The current scuffle between the US Congress and the wind industry began last fall with reports of a large wind farm in Texas involving both Chinese investors and Chinese wind turbines. It ratcheted up last week, with four key Senators proposing to close the "loophole" that enables renewable energy projects built with imported hardware to receive stimulus funds. The American Wind Energy Association (AWEA) promptly retorted that the problem wasn't the wind projects and their suppliers, but a lack of consistent renewable energy policies coming out of the Congress. The more I've thought about this situation, the more I am convinced that both parties to this tiff are missing the bigger picture.
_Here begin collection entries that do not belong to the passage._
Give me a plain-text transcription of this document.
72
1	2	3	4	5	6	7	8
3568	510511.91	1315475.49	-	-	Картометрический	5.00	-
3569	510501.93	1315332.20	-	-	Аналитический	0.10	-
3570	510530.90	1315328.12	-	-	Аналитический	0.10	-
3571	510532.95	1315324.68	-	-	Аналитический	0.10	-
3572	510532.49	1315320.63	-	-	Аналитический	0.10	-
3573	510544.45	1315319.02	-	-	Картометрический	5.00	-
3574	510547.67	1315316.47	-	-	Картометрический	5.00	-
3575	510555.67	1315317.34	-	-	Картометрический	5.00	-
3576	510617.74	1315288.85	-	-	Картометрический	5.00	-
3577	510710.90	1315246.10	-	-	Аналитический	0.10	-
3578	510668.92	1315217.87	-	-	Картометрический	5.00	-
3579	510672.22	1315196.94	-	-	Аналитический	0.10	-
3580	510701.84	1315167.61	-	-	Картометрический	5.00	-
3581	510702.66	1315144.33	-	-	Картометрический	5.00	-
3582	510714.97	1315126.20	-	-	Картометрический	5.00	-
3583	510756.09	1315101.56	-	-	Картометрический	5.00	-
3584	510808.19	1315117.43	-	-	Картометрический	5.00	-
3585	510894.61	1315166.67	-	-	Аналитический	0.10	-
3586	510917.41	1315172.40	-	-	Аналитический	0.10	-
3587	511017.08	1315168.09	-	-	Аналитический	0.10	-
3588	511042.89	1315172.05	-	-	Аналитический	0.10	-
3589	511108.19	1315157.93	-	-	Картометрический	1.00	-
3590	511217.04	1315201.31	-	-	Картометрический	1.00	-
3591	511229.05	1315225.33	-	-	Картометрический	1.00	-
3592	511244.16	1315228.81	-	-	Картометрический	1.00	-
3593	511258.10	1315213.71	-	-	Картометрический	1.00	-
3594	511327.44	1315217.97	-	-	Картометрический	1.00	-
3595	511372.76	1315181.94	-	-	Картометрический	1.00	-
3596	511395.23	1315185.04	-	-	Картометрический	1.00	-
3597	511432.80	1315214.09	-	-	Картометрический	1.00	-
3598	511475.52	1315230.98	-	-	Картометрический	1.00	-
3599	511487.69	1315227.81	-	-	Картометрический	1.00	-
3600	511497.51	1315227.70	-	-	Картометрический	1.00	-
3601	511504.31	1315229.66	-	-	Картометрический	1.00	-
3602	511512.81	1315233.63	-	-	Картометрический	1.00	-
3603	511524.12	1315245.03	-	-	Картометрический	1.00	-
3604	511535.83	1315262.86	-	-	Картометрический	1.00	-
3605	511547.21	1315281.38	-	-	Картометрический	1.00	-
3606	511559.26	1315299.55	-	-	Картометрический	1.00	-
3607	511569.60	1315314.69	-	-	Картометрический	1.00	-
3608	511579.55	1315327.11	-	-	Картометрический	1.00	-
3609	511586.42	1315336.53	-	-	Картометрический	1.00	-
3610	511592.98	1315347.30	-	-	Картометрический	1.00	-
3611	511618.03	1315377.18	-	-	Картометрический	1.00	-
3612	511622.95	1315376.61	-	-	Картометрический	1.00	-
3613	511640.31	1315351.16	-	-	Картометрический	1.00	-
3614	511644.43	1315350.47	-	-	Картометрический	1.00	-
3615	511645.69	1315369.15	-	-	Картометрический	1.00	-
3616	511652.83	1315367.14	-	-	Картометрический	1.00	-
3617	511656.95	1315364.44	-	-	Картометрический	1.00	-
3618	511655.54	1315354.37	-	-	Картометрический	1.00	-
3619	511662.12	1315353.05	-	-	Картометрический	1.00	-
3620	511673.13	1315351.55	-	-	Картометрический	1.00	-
Let's start with the response by AWEA, which used the occasion to reiterate their consistent support for a national renewable electricity standard they contend would provide a clear policy signal for anyone contemplating investing in the facilities and workforce needed to manufacture wind turbines, solar arrays and other renewable energy gear here in the US. That sounds good, but it's equally clear from the record rate of wind installations last year that demand wasn't the problem, nor was it lack of government incentives to stimulate that demand. The Production Tax Credit for wind power has already been extended through 2012 and seems unlikely to be allowed to expire again, and the Investment Tax Credit for solar was extended through 2016. For that matter, 29 states plus the District of Columbia already have Renewable Portfolio Standards of the type AWEA is advocating for the country as a whole, and many of the states without one lack good wind resources in any case. The main aspect that has been in contention is whether the option to convert these tax credits to up-front cash grants--the benefit at the heart of the controversy over foreign-sourced wind turbines--should be extended beyond the end of this year. On the whole, then, the uncertainties faced by wind manufacturers don't look any worse than those confronting other manufacturers, and they might not even be as bad.
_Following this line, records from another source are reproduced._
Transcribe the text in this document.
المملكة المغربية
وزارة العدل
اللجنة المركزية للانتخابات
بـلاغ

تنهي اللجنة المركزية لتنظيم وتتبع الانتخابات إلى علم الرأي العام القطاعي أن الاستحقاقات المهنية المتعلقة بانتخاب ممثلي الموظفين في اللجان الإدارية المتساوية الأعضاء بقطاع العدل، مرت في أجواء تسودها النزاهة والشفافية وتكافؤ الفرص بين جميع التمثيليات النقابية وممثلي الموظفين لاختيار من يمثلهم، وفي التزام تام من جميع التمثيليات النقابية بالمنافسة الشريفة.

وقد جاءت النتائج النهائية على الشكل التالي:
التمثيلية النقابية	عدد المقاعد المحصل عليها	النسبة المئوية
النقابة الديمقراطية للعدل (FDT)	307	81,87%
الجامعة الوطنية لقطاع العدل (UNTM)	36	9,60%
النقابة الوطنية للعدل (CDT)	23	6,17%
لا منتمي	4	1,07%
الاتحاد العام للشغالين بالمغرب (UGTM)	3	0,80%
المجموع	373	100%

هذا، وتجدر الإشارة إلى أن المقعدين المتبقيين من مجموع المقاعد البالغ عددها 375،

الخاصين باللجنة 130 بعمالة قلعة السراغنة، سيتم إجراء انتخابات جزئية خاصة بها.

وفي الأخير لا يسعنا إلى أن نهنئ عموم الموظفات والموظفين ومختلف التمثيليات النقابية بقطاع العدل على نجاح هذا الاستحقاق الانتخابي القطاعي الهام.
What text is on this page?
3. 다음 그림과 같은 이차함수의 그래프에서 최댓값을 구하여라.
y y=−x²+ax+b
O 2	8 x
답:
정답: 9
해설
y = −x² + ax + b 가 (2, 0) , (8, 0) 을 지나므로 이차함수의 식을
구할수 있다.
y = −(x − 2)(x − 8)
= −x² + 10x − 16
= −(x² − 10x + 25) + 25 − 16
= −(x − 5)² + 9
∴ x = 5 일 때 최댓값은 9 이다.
Next consider the complaint of the four Senators that such renewable energy grants ought to be reserved for projects that create green jobs here in the US, rather than overseas. This concern was prompted by a study suggesting that the lion's share of such grants to date has gone to non-US firms. While that negates most of the Keynesian stimulus benefits of the policy, it's also a nearly-inevitable result of the way that global manufacturing is now structured. Expecting all wind turbines funded by stimulus grants to be stamped "Made in USA" is no more realistic than expecting every car, computer, and paperclip paid for by stimulus money to have been made by American workers in an American factory. For good or ill, we don't live in that world anymore, and that's one reason that the entire federal stimulus has been less effective than hoped in promoting domestic employment: a large fraction of what we consume is either made elsewhere or includes many non-US components. Although wind turbine manufacturing started as a small, localized undertaking in the US and a few European countries, it has grown with extraordinary speed during precisely the same period that the supply chains of numerous industries became thoroughly globalized.
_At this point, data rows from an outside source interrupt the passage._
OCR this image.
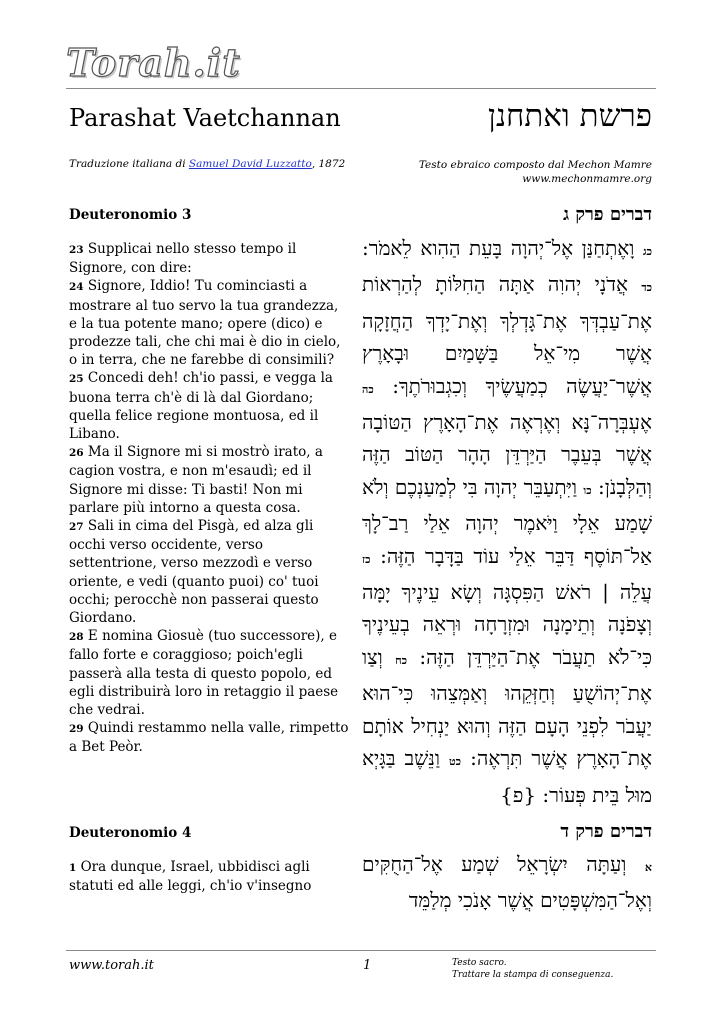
Torah.it
Parashat Vaetchannan	פרשת ואתחנן
Traduzione italiana di Samuel David Luzzatto, 1872	Testo ebraico composto dal Mechon Mamre
www.mechonmamre.org
Deuteronomio 3	דברים פרק ג

23 Supplicai nello stesso tempo il Signore, con dire:

24 Signore, Iddio! Tu cominciasti a mostrare al tuo servo la tua grandezza, e la tua potente mano; opere (dico) e prodezze tali, che chi mai è dio in cielo, o in terra, che ne farebbe di consimili?

25 Concedi deh! ch'io passi, e vegga la buona terra ch'è di là dal Giordano; quella felice regione montuosa, ed il Libano.

26 Ma il Signore mi si mostrò irato, a cagion vostra, e non m'esaudì; ed il Signore mi disse: Ti basti! Non mi parlare più intorno a questa cosa.

27 Sali in cima del Pisgà, ed alza gli occhi verso occidente, verso settentrione, verso mezzodì e verso oriente, e vedi (quanto puoi) co' tuoi occhi; perocchè non passerai questo Giordano.

28 E nomina Giosuè (tuo successore), e fallo forte e coraggioso; poich'egli passerà alla testa di questo popolo, ed egli distribuirà loro in retaggio il paese che vedrai.

29 Quindi restammo nella valle, rimpetto a Bet Peòr.

כג וָאֶתְחַנַּן אֶל־יְהוָה בָּעֵת הַהִוא לֵאמֹר: כד אֲדֹנָי יְהוִה אַתָּה הַחִלּוֹתָ לְהַרְאוֹת אֶת־עַבְדְּךָ אֶת־גָּדְלְךָ וְאֶת־יָדְךָ הַחֲזָקָה אֲשֶׁר מִי־אֵל בַּשָּׁמַיִם וּבָאָרֶץ אֲשֶׁר־יַעֲשֶׂה כְמַעֲשֶׂיךָ וְכִגְבוּרֹתֶךָ: כה אֶעְבְּרָה־נָּא וְאֶרְאֶה אֶת־הָאָרֶץ הַטּוֹבָה אֲשֶׁר בְּעֵבֶר הַיַּרְדֵּן הָהָר הַטּוֹב הַזֶּה וְהַלְּבָנֹן: כו וַיִּתְעַבֵּר יְהוָה בִּי לְמַעַנְכֶם וְלֹא שָׁמַע אֵלָי וַיֹּאמֶר יְהוָה אֵלַי רַב־לָךְ אַל־תּוֹסֶף דַּבֵּר אֵלַי עוֹד בַּדָּבָר הַזֶּה: כז עֲלֵה | רֹאשׁ הַפִּסְגָּה וְשָׂא עֵינֶיךָ יָמָּה וְצָפֹנָה וְתֵימָנָה וּמִזְרָחָה וּרְאֵה בְעֵינֶיךָ כִּי־לֹא תַעֲבֹר אֶת־הַיַּרְדֵּן הַזֶּה: כח וְצַו אֶת־יְהוֹשֻׁעַ וְחַזְּקֵהוּ וְאַמְּצֵהוּ כִּי־הוּא יַעֲבֹר לִפְנֵי הָעָם הַזֶּה וְהוּא יַנְחִיל אוֹתָם אֶת־הָאָרֶץ אֲשֶׁר תִּרְאֶה: כט וַנֵּשֶׁב בַּגָּיְא מוּל בֵּית פְּעוֹר: {פ}
Deuteronomio 4	דברים פרק ד

1 Ora dunque, Israel, ubbidisci agli statuti ed alle leggi, ch'io v'insegno

א וְעַתָּה יִשְׂרָאֵל שְׁמַע אֶל־הַחֻקִּים וְאֶל־הַמִּשְׁפָּטִים אֲשֶׁר אָנֹכִי מְלַמֵּד
www.torah.it	1	Testo sacro.
Trattare la stampa di conseguenza.
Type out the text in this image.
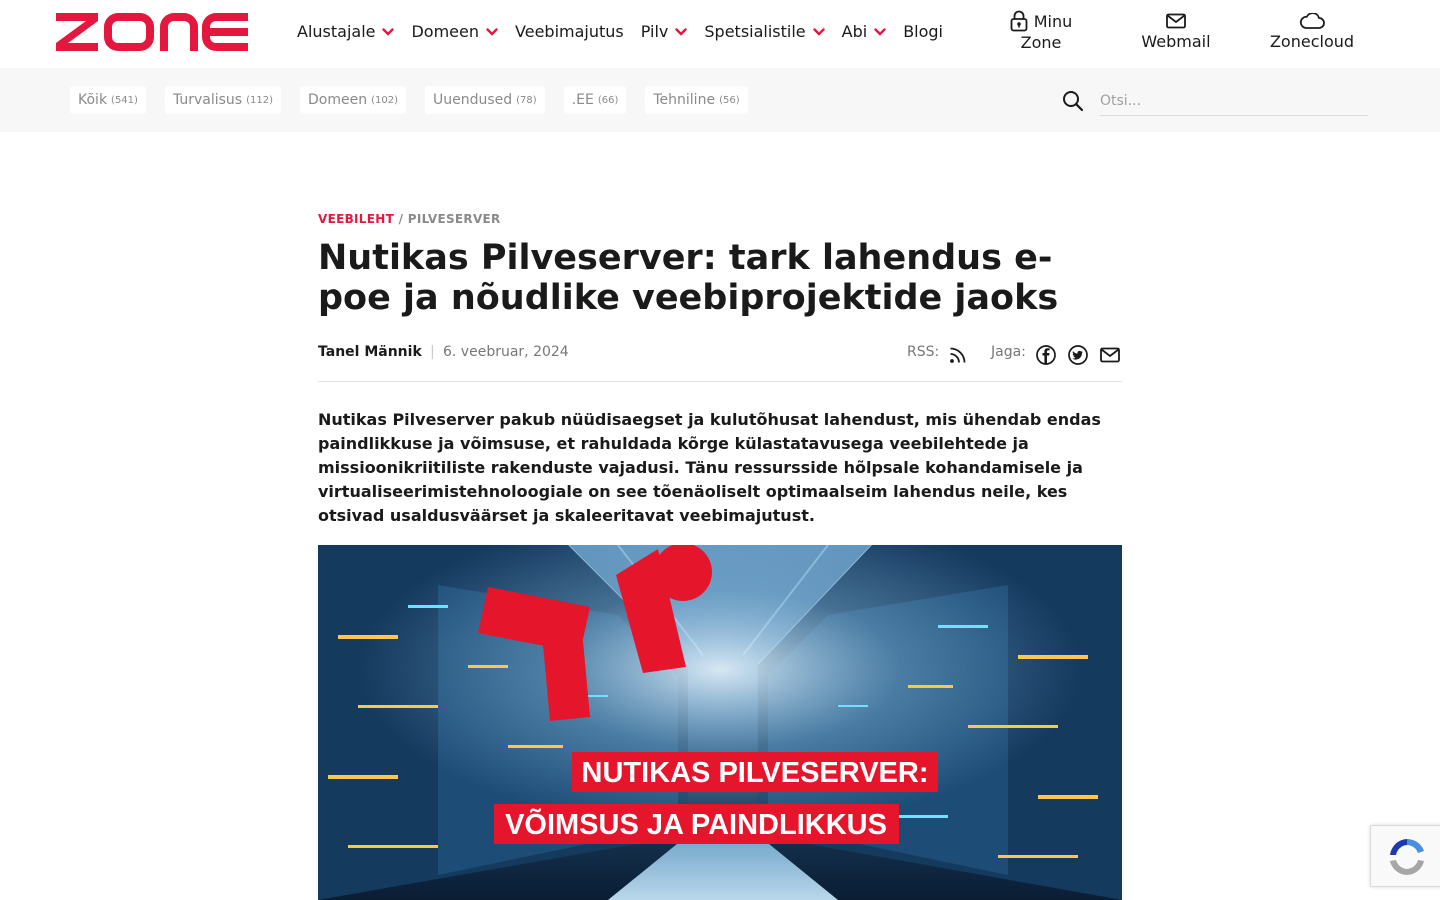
Alustajale Domeen Veebimajutus Pilv Spetsialistile Abi Blogi
Minu
Zone	Webmail	Zonecloud
Kõik (541)	Turvalisus (112)	Domeen (102)	Uuendused (78)	.EE (66)	Tehniline (56)
Otsi...
VEEBILEHT / PILVESERVER
Nutikas Pilveserver: tark lahendus e-poe ja nõudlike veebiprojektide jaoks
Tanel Männik | 6. veebruar, 2024	RSS:	Jaga:

Nutikas Pilveserver pakub nüüdisaegset ja kulutõhusat lahendust, mis ühendab endas paindlikkuse ja võimsuse, et rahuldada kõrge külastatavusega veebilehtede ja missioonikriitiliste rakenduste vajadusi. Tänu ressursside hõlpsale kohandamisele ja virtualiseerimistehnoloogiale on see tõenäoliselt optimaalseim lahendus neile, kes otsivad usaldusväärset ja skaleeritavat veebimajutust.

NUTIKAS PILVESERVER:
VÕIMSUS JA PAINDLIKKUS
While these trends of manufacturing globalization and blanket support for renewable energy set the stage for it, the current collision over domestic content in the wind industry is the direct consequence of the pervasive green jobs theme that both politicians and advocacy groups like AWEA adopted for similar reasons of expediency last year: how else do you justify spending billions in tax dollars on this sort of thing during a recession, if it doesn't stimulate the US economy and create lots of jobs?
The solution to this conundrum is tricky. Since it's unlikely that either side can now admit that green jobs have been oversold as a justification for renewable energy policies, both sides ought to focus their efforts on manufacturing, and by that I don't mean just throwing up a few final-assembly plants where imported turbine parts can be bolted together, but rather addressing the factors that have affected US competitiveness across a wide range of industries. That includes high corporate tax rates, weak tax incentives for manufacturing investment, and the stifling overlap in federal, state and local regulations. More urgently, it should be clear that the solution does not involve erecting trade barriers in the form of domestic-content rules that would provoke retaliatory measures that would harm successful US export sectors. Nor does it include obscuring the magnitude of renewable energy subsidies by moving them out of the federal budget--where they are at least visible--and into the cost base of utilities by converting them into renewable energy mandates. While it might be appropriate to shift the burden from taxpayers to ratepayers, the industry needs smart incentives, not a perpetual subsidy along the lines of corn ethanol (three decades and counting.)
I used to think that all of these arcane and inefficient incentives could be swept aside by putting a price on greenhouse gas emissions, via either cap & trade or a carbon tax. I'm now skeptical about that, because of the way that Congress has insisted on combining cap & trade with a renewable electricity standard plus direct, technology-specific subsidies in the Waxman-Markey bill and its siblings. The spectacle of the US Treasury writing checks for hundreds of millions of dollars to Spanish and Chinese wind turbine companies is the inevitable result of this kind of convoluted thinking.